After failing to retrieve his equipment from his dimensional item, Vastor felt a cold shiver running down his spine.
"How many entrances does the house have?" He asked while looking out the nearest window.
"Just the front door." Zinya had never heard him with such a cold voice. For the first time since they had met, Vastor scared her.
"What about windows? Is there a wall thinner than the others?" He couldn’t see anything due to the clouds, which in his experience never bode well.
"This is a house, not a fortress.
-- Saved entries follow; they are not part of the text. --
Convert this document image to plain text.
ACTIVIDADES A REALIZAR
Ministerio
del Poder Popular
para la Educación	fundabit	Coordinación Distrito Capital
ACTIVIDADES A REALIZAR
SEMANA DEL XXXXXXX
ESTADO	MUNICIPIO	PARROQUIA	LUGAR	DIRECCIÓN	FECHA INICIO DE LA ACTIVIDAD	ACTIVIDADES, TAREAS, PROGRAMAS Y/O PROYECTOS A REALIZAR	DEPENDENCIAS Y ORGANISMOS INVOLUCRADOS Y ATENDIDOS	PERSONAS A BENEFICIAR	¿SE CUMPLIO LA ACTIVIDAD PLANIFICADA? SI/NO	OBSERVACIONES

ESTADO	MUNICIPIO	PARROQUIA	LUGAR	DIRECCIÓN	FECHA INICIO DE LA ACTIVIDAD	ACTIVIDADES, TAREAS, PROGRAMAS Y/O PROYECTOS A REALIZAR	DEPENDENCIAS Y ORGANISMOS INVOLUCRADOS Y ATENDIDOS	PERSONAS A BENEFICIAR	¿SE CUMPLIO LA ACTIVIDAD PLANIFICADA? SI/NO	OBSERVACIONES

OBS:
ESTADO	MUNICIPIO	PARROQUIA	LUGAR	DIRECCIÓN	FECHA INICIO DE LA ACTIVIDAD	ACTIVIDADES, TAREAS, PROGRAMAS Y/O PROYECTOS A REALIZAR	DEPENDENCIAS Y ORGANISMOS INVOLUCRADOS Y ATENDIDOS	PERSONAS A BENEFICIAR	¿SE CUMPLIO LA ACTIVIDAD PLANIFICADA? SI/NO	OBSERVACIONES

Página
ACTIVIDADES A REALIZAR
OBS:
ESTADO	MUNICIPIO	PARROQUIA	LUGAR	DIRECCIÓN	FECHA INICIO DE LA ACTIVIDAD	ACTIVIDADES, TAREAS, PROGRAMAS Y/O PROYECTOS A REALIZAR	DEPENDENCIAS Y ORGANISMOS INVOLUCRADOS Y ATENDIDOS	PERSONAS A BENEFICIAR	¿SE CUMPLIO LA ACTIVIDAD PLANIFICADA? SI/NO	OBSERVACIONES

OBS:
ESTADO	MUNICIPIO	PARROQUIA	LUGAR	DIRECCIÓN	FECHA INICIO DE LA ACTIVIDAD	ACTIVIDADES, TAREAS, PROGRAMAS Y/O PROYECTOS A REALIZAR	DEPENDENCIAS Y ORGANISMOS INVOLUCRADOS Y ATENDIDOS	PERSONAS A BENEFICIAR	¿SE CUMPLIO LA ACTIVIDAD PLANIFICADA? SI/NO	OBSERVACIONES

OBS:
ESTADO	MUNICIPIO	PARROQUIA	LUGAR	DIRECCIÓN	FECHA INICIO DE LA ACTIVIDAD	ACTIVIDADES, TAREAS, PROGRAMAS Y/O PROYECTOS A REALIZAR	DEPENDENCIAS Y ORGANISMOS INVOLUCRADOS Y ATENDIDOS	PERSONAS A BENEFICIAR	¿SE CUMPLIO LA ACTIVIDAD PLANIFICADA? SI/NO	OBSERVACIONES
It has plenty of windows to let the sunlight in and I’ve no idea about the walls. What’s happening?" Zinya moved near her children while Vastor chanted one spell after another.
His hands moved so nimbly that he even managed to place potions on the table without disrupting his fingers tracing hand signs. The small Professor started to hum with power as his body glowed from the energy burning within.
He took a golden wand out of his pocket, moving it from the door to the windows non-stop. The energy inside him had become so powerful that it crackled, emitting from time to time small bursts that resembled bolts of lighting.
Seconds stretched into minutes until a thick mist seeped from under the door, slithering on the floor like a living being. Vastor flicked his wand and the mist turned into ashes.
Then, the door was burst open and so were the windows as unknown assailants entered the living room. Each one of them was taller than Lith and emitted such a powerful killing intent that Zinya had to bite her cheek to not faint.
She sweated bullets, feeling her knees buckling from the pressure those things exerted. Yet she was determined to not abandon her children and Vastor’s calm gave her hope.